2016 yılının başlarında ise Güvenlik Konseyi Suriye’de ateşkesi destekledi ve oybirliğiyle 2268 önergesini kabul etti (Security Council Unanimously Endorses Syria Cessation of Hostilities Accord, Unanimously Adopting Resolution 2268 (2016). BM Güvenlik Konseyi, Rusya ve ABD’nin girişimleri sonucu varılan ve Suriye’de çatışmaların durmasını içeren karar tasarısını oybirliği ile kabul etti. Kararda, Uluslararası Suriye Destek Grubu’nun çatışmaların durması konusu vurgulanarak, Suriye rejimi ve müttefikleri ile Suriye silahlı muhalefetinin, çatışmaların durması kararına uyacaklarını ABD ve Rusya’ya ilettikleri belirtildi. Karara göre Suriye’de çatışmalar sona erdirilecek, 2254 sayılı BM Güvenlik Konseyi kararı uygulayacaktı. Ancak daha saatler geçmeden Suriye’de geçici ateşkese genel olarak uyulurken taraflar birbirlerini ihlalle suçladı. Muhalif gruplar, Rus uçaklarının bazı kentleri bombaladığını duyurdu, Rusya hava saldırılarını doğrulamadı. Moskova, ateşkesin son 24 saat içinde dokuz kez ihlal edildiğini duyurdu. Muhalifler ise Rusya’nın desteğiyle Suriye hükümetinin 15 defa ateşkesi ihlal ettiği şikâyetinde bulundu.
ESED’İN İŞİNE YARAYAN HAMLE
Tüm bu süreçte Batı’nın Esed konusunda düştüğü fikir ayrılığı, terör örgütlerinin bölgede kazandığı alan için yarayışlı bir etki oluşturdu.

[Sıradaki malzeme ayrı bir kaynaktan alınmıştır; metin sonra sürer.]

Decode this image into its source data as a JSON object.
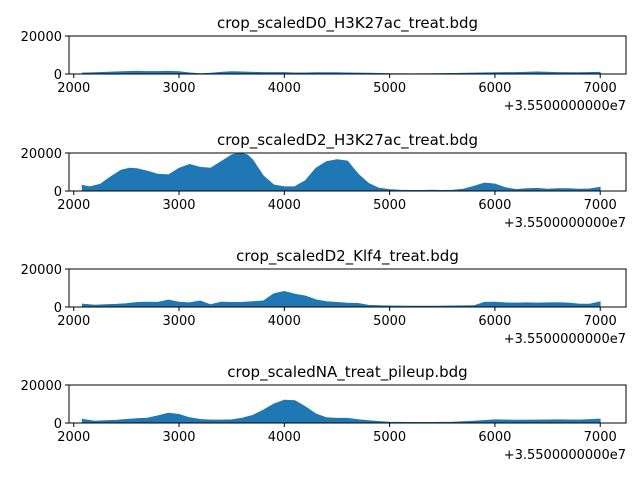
{
  "chart_data": [
    {
      "type": "area",
      "title": "crop_scaledD0_H3K27ac_treat.bdg",
      "color": "#1f77b4",
      "xlim": [
        35501950,
        35502050
      ],
      "xlim_note": "",
      "x_offset_label": "+3.5500000000e7",
      "x_ticks": [
        "2000",
        "3000",
        "4000",
        "5000",
        "6000",
        "7000"
      ],
      "y_ticks": [
        "0",
        "20000"
      ],
      "ylim": [
        0,
        20000
      ],
      "x": [
        35502080,
        35502200,
        35502300,
        35502400,
        35502500,
        35502600,
        35502700,
        35502800,
        35502900,
        35503000,
        35503100,
        35503200,
        35503300,
        35503400,
        35503500,
        35503600,
        35503700,
        35503800,
        35503900,
        35504000,
        35504100,
        35504200,
        35504300,
        35504400,
        35504500,
        35504600,
        35504700,
        35504800,
        35504900,
        35505000,
        35505200,
        35505400,
        35505600,
        35505800,
        35506000,
        35506200,
        35506400,
        35506600,
        35506800,
        35507000
      ],
      "values": [
        500,
        700,
        900,
        1100,
        1300,
        1400,
        1300,
        1300,
        1400,
        1200,
        600,
        200,
        400,
        900,
        1200,
        1100,
        900,
        800,
        800,
        800,
        600,
        600,
        700,
        700,
        700,
        600,
        500,
        400,
        300,
        200,
        100,
        200,
        300,
        500,
        700,
        800,
        1100,
        800,
        700,
        900
      ]
    },
    {
      "type": "area",
      "title": "crop_scaledD2_H3K27ac_treat.bdg",
      "color": "#1f77b4",
      "x_offset_label": "+3.5500000000e7",
      "x_ticks": [
        "2000",
        "3000",
        "4000",
        "5000",
        "6000",
        "7000"
      ],
      "y_ticks": [
        "0",
        "20000"
      ],
      "ylim": [
        0,
        20000
      ],
      "x": [
        35502080,
        35502150,
        35502250,
        35502350,
        35502450,
        35502530,
        35502600,
        35502700,
        35502800,
        35502900,
        35503000,
        35503100,
        35503200,
        35503300,
        35503400,
        35503500,
        35503580,
        35503650,
        35503700,
        35503800,
        35503900,
        35504000,
        35504100,
        35504200,
        35504300,
        35504400,
        35504500,
        35504600,
        35504700,
        35504800,
        35504900,
        35505000,
        35505100,
        35505200,
        35505300,
        35505400,
        35505500,
        35505600,
        35505700,
        35505800,
        35505900,
        35506000,
        35506100,
        35506200,
        35506300,
        35506400,
        35506500,
        35506600,
        35506700,
        35506800,
        35506900,
        35507000
      ],
      "values": [
        3000,
        2200,
        3500,
        7500,
        11000,
        12000,
        11800,
        10500,
        8800,
        8500,
        12000,
        14000,
        12500,
        12000,
        15500,
        19000,
        20000,
        19000,
        16500,
        8000,
        3200,
        2200,
        2300,
        5500,
        12000,
        15500,
        16500,
        15800,
        9000,
        4000,
        1500,
        800,
        500,
        300,
        300,
        400,
        300,
        400,
        1000,
        2500,
        4200,
        3700,
        1800,
        800,
        1200,
        1400,
        1000,
        1200,
        1200,
        1000,
        1100,
        2000
      ]
    },
    {
      "type": "area",
      "title": "crop_scaledD2_Klf4_treat.bdg",
      "color": "#1f77b4",
      "x_offset_label": "+3.5500000000e7",
      "x_ticks": [
        "2000",
        "3000",
        "4000",
        "5000",
        "6000",
        "7000"
      ],
      "y_ticks": [
        "0",
        "20000"
      ],
      "ylim": [
        0,
        20000
      ],
      "x": [
        35502080,
        35502200,
        35502300,
        35502400,
        35502500,
        35502600,
        35502700,
        35502800,
        35502900,
        35503000,
        35503100,
        35503200,
        35503300,
        35503400,
        35503500,
        35503600,
        35503700,
        35503800,
        35503900,
        35504000,
        35504100,
        35504200,
        35504300,
        35504400,
        35504500,
        35504600,
        35504700,
        35504800,
        35504900,
        35505000,
        35505200,
        35505400,
        35505600,
        35505800,
        35505900,
        35506000,
        35506100,
        35506200,
        35506300,
        35506400,
        35506500,
        35506600,
        35506700,
        35506800,
        35506900,
        35507000
      ],
      "values": [
        1500,
        1000,
        1200,
        1400,
        1800,
        2400,
        2600,
        2500,
        3700,
        2600,
        2200,
        3200,
        1200,
        2600,
        2400,
        2500,
        2800,
        3200,
        7000,
        8200,
        6800,
        5800,
        3800,
        2800,
        2400,
        2000,
        1900,
        900,
        700,
        600,
        500,
        500,
        600,
        700,
        2500,
        2600,
        2200,
        2100,
        2200,
        2100,
        2200,
        2300,
        2100,
        1600,
        1500,
        2800
      ]
    },
    {
      "type": "area",
      "title": "crop_scaledNA_treat_pileup.bdg",
      "color": "#1f77b4",
      "x_offset_label": "+3.5500000000e7",
      "x_ticks": [
        "2000",
        "3000",
        "4000",
        "5000",
        "6000",
        "7000"
      ],
      "y_ticks": [
        "0",
        "20000"
      ],
      "ylim": [
        0,
        20000
      ],
      "x": [
        35502080,
        35502200,
        35502300,
        35502400,
        35502500,
        35502600,
        35502700,
        35502800,
        35502900,
        35503000,
        35503100,
        35503200,
        35503300,
        35503400,
        35503500,
        35503600,
        35503700,
        35503800,
        35503900,
        35504000,
        35504100,
        35504200,
        35504300,
        35504400,
        35504500,
        35504600,
        35504700,
        35504800,
        35504900,
        35505000,
        35505200,
        35505400,
        35505600,
        35505800,
        35506000,
        35506200,
        35506400,
        35506600,
        35506800,
        35507000
      ],
      "values": [
        2000,
        1000,
        1200,
        1400,
        1900,
        2300,
        2600,
        3800,
        5200,
        4500,
        2800,
        1900,
        1600,
        1600,
        1700,
        2600,
        4000,
        6800,
        10000,
        12000,
        11800,
        8600,
        4800,
        2800,
        2500,
        2500,
        1800,
        1200,
        800,
        500,
        300,
        300,
        500,
        1000,
        1700,
        1500,
        1600,
        1700,
        1600,
        2100
      ]
    }
  ]
}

BM, Esed’e karşı tutum göstermedi ve Rusya, BM tarafından istediğini aldı. ABD ise süreçte DAEŞ dışında terör örgütü tanımayarak yine Esed’in işine yarar hamleler yaptı. Dahası ABD, PYD terör örgütüne Irak-Suriye hattında alan kazandırdı, kötülüğü kötülükle yenmeye kalktı.Son tahlilde ortada, ateşkesin geleceği ve Suriye’de azınlık gruplarının nasıl bir yüzleşmeyle karşı karşıya kalacağıyla ilgili pek çok soru işareti var. Özellikle BM’nin Suriye iç savaşında 2011’den beri tutunduğu tavır düşünüldüğünde ateşkes için ‘umutvar’ olmak pek mümkün değil. BM’nin Esed’e ses çıkartmaması, ateşkes sürecinin toplumun beklentilerini karşılayamayacak nitelikte olduğunu gösteriyor. Bu tablo içerisinde Suriye’de ateşkesin geleceği, küresel aktörler bazında tüm terör örgütlerine karşı birlikte mücadele etmesine bağlı gözükmekte. Suriye’nin iç dinamikleri ise ancak ve ancak Esed’in gidişiyle bir rahatlama yaşayabilecek. Son olarak ateşkesin Suriye’nin toprak bütünlüğüyle ilişkisine de bakmak gerekiyor. Suriye’de eğer tüm grupların bir arada yaşayacağı üst bir otorite tesis edilecekse bu, öncelikle tüm terör örgütlerinin uluslararası aktörlerin kuracağı objektif bir koalisyonla temizlenmesi ve Esed’siz seçimlerin yapılarak halka fikir hakkı sunulmasıyla mümkün gözükmekte. Aksi halde savaşın süreceğini, bölge ülkelerini ve Batı’yı, yeni mülteci dalgalarının beklediğini söylemek mümkün.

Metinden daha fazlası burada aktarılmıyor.